Our 2017 LAT training will focus specifically on immigration and deportation policy, with a special emphasis on the deportation consequences of old criminal convictions. Cambodian, Hmong, Lao, and Vietnamese immigrants and refugees are 3-4 times more likely than other immigrants to be deported because of old criminal convictions, often "aggravated felonies" under immigration law. These "aggravated felonies" include crimes as minor as possession of drugs and shoplifting.

Current laws make it all but impossible to fight deportation under these circumstances, and even long-time green card holders who arrived in the U.S. as refugee children can be deported. Because of unique agreements between the U.S. and Southeast Asian countries, people often move on with their lives and start families and careers before they are finally deported years later.

Deportation touches the lives of so many of our Southeast Asian American families, but stigma and shame keep many families from speaking out.

Curriculum

This year’s LAT will focus on the policies behind deportation in the SEAA community, as well as the intersecting issues that contribute to high rates of criminalization, including:

  • History of the SEAA refugee and resettlement experience
  • Mental health and intergenerational trauma
  • School discipline policies, high school push-out, and bullying

We will also present the general landscape of immigration policy, including policies that would support or threaten undocumented students and families.

Each LAT participant will learn how to talk about SEAA deportation and how it impacts their own lives, their families, or their communities in a way that can move a policy maker to action. The third day of the training will culminate in direct advocacy with Congress and the administration.

Our expectation is that LAT alumni will continue to practice their advocacy skills at the state and local level upon completion of the training.

Training goals

The goals of LAT in 2017 are to:

1.) Train and mobilize participants to amplify a shared agenda on the issue of deportation with Members of Congress and federal agencies.

2.) Expose participants to different types of advocacy models and issue-based campaign strategies.

3.) Connect participants to follow-up advocacy opportunities on the federal, state, and local levels.

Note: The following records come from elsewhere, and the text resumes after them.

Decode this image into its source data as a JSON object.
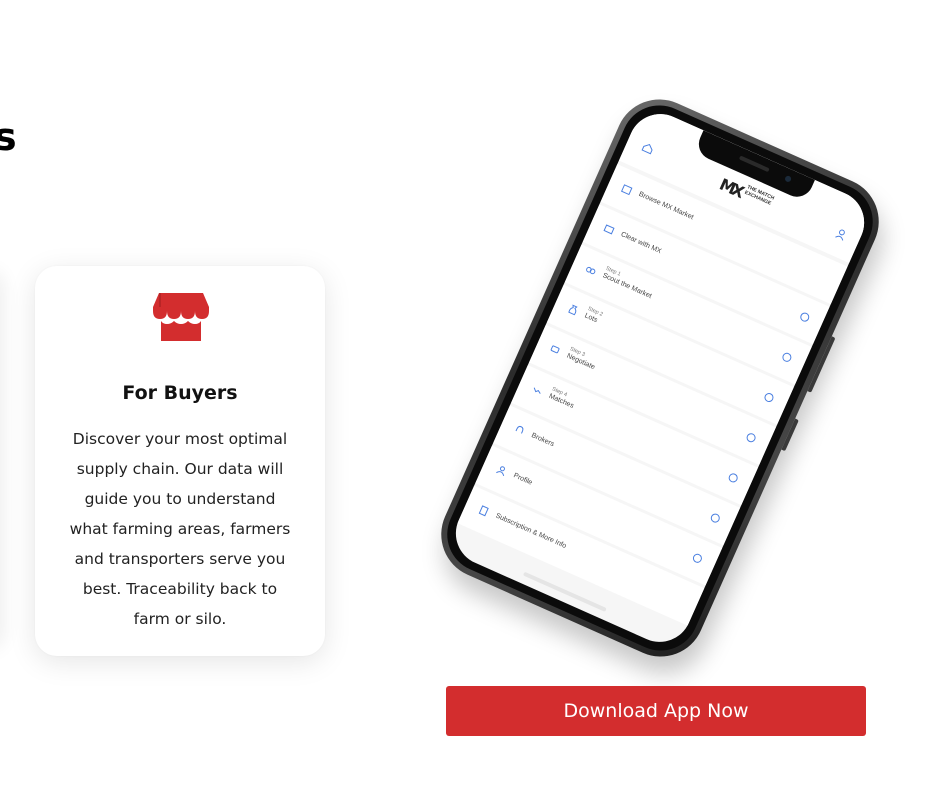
{
  "section": {
    "heading_partial": "s"
  },
  "buyers_card": {
    "icon": "storefront-icon",
    "title": "For Buyers",
    "description_lines": [
      "Discover your most optimal",
      "supply chain. Our data will",
      "guide you to understand",
      "what farming areas, farmers",
      "and transporters serve you",
      "best. Traceability back to",
      "farm or silo."
    ]
  },
  "phone_app": {
    "logo_mark": "MX",
    "logo_text": "THE MATCH EXCHANGE",
    "menu": [
      {
        "step": "",
        "label": "Browse MX Market"
      },
      {
        "step": "",
        "label": "Clear with MX"
      },
      {
        "step": "Step 1",
        "label": "Scout the Market"
      },
      {
        "step": "Step 2",
        "label": "Lots"
      },
      {
        "step": "Step 3",
        "label": "Negotiate"
      },
      {
        "step": "Step 4",
        "label": "Matches"
      },
      {
        "step": "",
        "label": "Brokers"
      },
      {
        "step": "",
        "label": "Profile"
      },
      {
        "step": "",
        "label": "Subscription & More Info"
      }
    ]
  },
  "cta": {
    "download_label": "Download App Now"
  },
  "colors": {
    "accent_red": "#d32d2e",
    "info_blue": "#4a7fe0"
  }
}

4.) Prepare participants to be spokespersons for their community.

Apply now

SEARAC will cover the majority of travel and lodging expenses for accepted applicants living outside of the Washington, DC area, but participants may be responsible for a portion of their travel costs.

We welcome individuals from all 50 states to apply. Because of key opportunities in the Senate, we especially encourage applications from community members in Minnesota, California, Rhode Island, North Carolina, and Texas.

Applicants should expect final decisions and invitations by early April.